A RISI study indicates paper demand could be cut as much as 21% from 2010 levels in 2015, due to the rise of tablets and ebooks.
This is negative for office product retailers like Staples (SPLS), Office Depot (ODP) and OfficeMax (OMX) not because they make their money from paper, but because so much of their walk-in traffic depends on paper-related purchases.
It's true that Staples is up 10% today on an earnings beat, and the others are up in sympathy, but that may just be like the last call at a bar. You can keep drinking if you like, but you can't do it here.
Think about it. Pens, folders, printers, ink, shredders. They are all bought at office supply houses, just as typewriters once were. It's true that these stores do stock tablets and PCs, but they are not huge players in those markets, and with people making fewer trips there are fewer touch points.
Yes, they have online stores, but so does everyone else. Nothing online is as special as the touch of a store visit.
While Office Depot and OfficeMax are up this week, over the last year all three have lost from 16-31% of their value, with OMX the leader to the down side. Its rise, like that of OfficeDepot, is fueled by speculation the companies might merge.
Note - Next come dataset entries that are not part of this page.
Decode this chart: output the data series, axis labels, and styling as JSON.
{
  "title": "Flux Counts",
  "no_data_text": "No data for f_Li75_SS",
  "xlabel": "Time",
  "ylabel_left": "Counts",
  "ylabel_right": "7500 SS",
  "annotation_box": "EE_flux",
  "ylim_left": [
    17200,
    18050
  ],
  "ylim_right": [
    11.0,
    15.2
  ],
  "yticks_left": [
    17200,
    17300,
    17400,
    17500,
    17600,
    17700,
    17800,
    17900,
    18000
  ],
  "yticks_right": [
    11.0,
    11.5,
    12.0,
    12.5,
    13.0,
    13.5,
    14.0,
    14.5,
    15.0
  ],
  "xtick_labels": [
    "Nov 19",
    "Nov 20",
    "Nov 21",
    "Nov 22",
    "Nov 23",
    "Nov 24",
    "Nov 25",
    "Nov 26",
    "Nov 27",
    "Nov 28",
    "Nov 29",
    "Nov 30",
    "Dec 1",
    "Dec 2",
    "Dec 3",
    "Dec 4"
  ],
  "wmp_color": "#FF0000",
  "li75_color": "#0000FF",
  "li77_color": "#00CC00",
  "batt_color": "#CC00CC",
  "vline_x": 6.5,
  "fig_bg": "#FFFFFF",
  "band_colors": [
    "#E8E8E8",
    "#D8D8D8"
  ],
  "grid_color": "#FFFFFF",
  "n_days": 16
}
But even this would be a 1+1=1 deal. Office Depot is worth about $750 million. OfficeMax is worth about $500 million. Together that's a tiny fraction of Staples' $10.5 billion market cap. All three are at an implied PE of about 13, but that's pure implication in the case of Office Depot, which has been losing money lately.
More important for investors than mergers or the trade, however, is the long-term health of the sector, which in the tablet era is pretty sick. None stock the iPad, although Staples hides this lack by combining tablets and PCs in its online store.
Even if they were able to get in Apple products they would not be key players in that channel. Apple owns its channel, thanks to its stores and its iTunes store, to a degree no previous computer retailer ever has. Thus the office product guys are stuck with brands like Samsung, HP (HPQ), and BlackBerry (RIMM), to go alongside products with weakening long-term demand.
A lot of investors became inured over the years to the idea that PCs would not threaten paper or office product markets because it seemed that in the PC era people actually printed more stuff. That's true. But it's not true any more.
And if you still have stock in these retailers, it's probably time to get out of them while the getting is good.
Disclosure: I have no positions in any stocks mentioned, and no plans to initiate any positions within the next 72 hours.